3Nietzsche Memorial Hal

Humboldtstraße 38

You can see a model showing the entrance area of the Nietsche Memorial Hall. Two statues stand in front of the entrance with their arms raised.
Entrance area, model Paul Schultze-Naumburg, 1937.

On 25 August 1900, Friedrich Nietzsche died in Weimar, physically paralysed and mentally disturbed. Three years earlier, his sister had brought him to the "Villa Silberblick" because she believed she would find a better environment for the Nietzsche Archive she had founded. It was used to edit his estate and was under the control of the German nationalist Elisabeth Förster-Nietzsche. In 1932, Kurt Tucholsky mocked in
the Weltbühne about the "heart-warming and teasingly heroic ramblings of a lady staggering around in the maze of philosophy". As the "spiritual cult centre" of the European "Nietzsche movement", she had been planning the construction of a Nietzsche memorial hall since 1910. The idea was taken up again during the reign of the National Socialists.
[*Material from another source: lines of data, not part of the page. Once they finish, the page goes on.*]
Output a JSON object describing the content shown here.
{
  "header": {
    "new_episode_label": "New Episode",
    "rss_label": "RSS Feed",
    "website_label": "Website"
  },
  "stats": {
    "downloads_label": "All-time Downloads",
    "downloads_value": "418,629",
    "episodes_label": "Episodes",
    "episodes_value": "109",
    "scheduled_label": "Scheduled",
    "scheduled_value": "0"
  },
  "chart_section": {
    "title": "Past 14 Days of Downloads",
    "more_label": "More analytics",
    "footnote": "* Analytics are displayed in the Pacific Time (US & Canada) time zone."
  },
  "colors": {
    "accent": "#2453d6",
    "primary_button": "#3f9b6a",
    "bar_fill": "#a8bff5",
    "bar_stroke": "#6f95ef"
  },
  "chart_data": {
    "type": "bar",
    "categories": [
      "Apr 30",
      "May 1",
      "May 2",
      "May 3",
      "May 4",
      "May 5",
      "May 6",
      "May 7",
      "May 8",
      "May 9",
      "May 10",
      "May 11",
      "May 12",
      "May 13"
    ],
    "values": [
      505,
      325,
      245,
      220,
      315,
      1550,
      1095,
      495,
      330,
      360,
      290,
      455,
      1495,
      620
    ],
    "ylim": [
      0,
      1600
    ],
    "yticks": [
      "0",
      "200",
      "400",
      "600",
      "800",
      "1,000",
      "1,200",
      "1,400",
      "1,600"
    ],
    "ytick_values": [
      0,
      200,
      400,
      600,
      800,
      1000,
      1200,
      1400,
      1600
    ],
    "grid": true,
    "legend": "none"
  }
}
The völkisch-antisemitic publicist and architect Paul Schultze-Naumburg was finally commissioned with the design in 1934. The sacred-looking hall was arranged strictly on an east-west axis and was intended to lead visitors to a central figure in the apse. The antique sculpture of Dionysus, donated by Benito Mussolini and delivered in early 1944, was never erected. Paul Schultze-Naumburg was no longer regarded by those in power as an architect at the height of his time. His designs were controversial and were revised several times at the request of Albert Speer, Fritz Sauckel and Adolf Hitler. The topping-out ceremony was held in August 1938, after which construction stagnated and interest waned considerably. With the beginning of the war, there was also a shortage of materials, so that the hall was only largely completed in 1944, but was never occupied. From 1946 onwards, the hall was used as a broadcasting centre for the later Radio DDR 2 station, and has been empty since the end of August 2000.